12/10/11

Buffalo Chicken Dip

**Can be made gluten free, watch labels on your ingredients
*** if you have guests that have gluten allergies, make a separate dish for them that crackers and other glutens will not be dipped. Make sure people can tell it is gluten free by placing a card or paper napkin nearby with the words GLUTEN FREE.***

We have 20-30 people over for Christmas eve. Fans of this dish request it every year.
 
  • 1 small bottle Ranch Dressing or Blue Cheese Dressing (depending on your taste)
  • 1 container low fat sour cream
  • 1 package low fat cream cheese (brought to room temperature)
  • about 2 cups shredded chicken breast (a large can of chicken works well, but is high in sodium)
  • 1/4 c. buffalo wing/hot sauce (or to taste)
  • 8 oz shredded sharp cheddar cheese
  • pepper to taste

optional: chopped red bell pepper, chopped fresh cilantro

Warm oven to 350 degrees.
Spray a casserole with non-stick spray and set aside.
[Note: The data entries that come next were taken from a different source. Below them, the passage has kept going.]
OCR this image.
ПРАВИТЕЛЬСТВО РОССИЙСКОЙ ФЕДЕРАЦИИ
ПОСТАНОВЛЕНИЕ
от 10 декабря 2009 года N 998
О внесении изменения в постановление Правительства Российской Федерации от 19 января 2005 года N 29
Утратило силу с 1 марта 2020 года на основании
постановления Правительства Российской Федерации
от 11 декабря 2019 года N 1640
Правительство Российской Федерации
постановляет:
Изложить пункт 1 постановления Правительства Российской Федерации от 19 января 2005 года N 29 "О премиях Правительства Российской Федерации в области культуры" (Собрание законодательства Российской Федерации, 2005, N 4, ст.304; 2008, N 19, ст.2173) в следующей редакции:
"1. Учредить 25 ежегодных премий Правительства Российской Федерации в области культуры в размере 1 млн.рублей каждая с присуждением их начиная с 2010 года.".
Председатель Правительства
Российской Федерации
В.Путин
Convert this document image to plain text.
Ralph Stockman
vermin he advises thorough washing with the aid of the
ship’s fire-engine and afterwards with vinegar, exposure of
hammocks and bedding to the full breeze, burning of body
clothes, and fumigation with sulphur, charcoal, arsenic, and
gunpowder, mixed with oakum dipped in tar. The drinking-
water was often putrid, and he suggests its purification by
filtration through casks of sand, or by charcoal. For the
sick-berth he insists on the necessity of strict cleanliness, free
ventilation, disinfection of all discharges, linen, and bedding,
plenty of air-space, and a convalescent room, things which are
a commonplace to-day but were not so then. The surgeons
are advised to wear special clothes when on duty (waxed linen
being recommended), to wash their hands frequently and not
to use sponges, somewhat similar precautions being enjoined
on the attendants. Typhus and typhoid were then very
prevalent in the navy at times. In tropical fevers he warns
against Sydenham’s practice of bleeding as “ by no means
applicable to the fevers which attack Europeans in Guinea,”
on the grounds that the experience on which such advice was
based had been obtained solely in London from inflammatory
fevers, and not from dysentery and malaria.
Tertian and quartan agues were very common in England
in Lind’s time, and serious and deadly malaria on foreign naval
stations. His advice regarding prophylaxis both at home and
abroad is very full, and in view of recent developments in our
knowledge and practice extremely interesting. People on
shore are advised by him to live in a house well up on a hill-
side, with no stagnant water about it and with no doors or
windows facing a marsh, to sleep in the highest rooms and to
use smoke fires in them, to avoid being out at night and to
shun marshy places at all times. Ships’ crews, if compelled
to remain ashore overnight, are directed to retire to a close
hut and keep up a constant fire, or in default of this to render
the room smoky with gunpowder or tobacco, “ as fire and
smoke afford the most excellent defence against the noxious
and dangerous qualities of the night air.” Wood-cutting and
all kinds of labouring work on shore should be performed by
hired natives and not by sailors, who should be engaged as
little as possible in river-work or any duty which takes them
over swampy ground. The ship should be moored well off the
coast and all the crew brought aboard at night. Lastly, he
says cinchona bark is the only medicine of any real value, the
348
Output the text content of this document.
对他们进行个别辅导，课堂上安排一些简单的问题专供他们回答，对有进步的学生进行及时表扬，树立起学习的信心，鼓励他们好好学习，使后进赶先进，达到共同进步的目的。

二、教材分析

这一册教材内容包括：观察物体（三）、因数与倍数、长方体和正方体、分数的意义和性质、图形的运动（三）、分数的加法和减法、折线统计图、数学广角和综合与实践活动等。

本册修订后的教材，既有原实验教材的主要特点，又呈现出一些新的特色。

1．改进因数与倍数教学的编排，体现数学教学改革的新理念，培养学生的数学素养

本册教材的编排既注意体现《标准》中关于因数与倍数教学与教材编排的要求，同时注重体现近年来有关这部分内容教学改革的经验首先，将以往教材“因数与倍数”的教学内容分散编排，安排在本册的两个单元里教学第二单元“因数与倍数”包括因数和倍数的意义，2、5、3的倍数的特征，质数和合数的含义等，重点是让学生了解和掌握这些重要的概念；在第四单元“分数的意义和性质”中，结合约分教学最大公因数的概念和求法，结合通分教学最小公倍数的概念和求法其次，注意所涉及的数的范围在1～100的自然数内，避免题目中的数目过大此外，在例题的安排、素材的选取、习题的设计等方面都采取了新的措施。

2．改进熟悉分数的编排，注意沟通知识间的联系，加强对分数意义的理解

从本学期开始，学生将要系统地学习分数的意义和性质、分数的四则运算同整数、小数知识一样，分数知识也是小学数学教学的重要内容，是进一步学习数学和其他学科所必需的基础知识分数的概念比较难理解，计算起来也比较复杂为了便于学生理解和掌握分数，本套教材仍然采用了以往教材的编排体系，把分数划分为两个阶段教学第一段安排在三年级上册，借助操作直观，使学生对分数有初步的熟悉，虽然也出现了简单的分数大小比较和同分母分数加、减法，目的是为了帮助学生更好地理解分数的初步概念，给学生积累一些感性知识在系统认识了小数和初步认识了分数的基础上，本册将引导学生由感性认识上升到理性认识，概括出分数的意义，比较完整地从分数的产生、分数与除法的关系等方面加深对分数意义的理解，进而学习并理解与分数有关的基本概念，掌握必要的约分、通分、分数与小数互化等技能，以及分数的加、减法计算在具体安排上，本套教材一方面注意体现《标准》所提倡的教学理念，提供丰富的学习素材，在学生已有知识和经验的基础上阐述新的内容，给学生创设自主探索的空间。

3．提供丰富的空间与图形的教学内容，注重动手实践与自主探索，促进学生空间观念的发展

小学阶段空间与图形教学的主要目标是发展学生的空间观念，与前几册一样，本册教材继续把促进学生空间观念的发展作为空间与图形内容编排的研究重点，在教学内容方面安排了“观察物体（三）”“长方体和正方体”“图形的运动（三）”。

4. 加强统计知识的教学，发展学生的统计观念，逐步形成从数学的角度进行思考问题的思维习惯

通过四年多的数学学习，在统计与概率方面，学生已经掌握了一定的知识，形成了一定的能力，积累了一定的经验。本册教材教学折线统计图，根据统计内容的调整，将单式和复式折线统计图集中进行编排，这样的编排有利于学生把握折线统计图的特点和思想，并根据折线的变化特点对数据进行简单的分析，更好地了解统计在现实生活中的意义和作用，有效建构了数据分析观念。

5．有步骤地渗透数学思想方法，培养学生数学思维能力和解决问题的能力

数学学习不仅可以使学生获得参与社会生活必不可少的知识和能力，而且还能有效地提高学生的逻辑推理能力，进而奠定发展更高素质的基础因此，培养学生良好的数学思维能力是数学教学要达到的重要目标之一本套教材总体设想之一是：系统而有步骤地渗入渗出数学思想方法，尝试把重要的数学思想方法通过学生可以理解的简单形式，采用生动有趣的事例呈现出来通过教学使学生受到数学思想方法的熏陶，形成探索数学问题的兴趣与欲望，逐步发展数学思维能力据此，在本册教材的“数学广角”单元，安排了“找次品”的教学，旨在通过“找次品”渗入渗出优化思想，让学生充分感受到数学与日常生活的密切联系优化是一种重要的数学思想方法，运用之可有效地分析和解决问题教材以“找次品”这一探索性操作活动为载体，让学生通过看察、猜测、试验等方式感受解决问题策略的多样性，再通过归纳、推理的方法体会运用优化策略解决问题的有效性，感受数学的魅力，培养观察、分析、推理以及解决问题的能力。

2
Mix dressing, sour cream, and cream cheese together until well blended. Toss hot sauce and chicken together, add to the cream cheese mixture and stir in. Add 1/2 the shredded cheese, any optional ingredients and the pepper to the mixture and blend. Taste it to see if you like the amount of heat and if needed, add more hot sauce/pepper at this point and blend in. Turn into a casserole dish. Top with remaining cheese.

Place in oven for 10-15 minutes... until the the cheese on top has melted and started to brown.

Serve with cut veggies such as celery, pepper rings, carrot sticks, tortilla chips or crackers, keeping in mind food restrictions if any.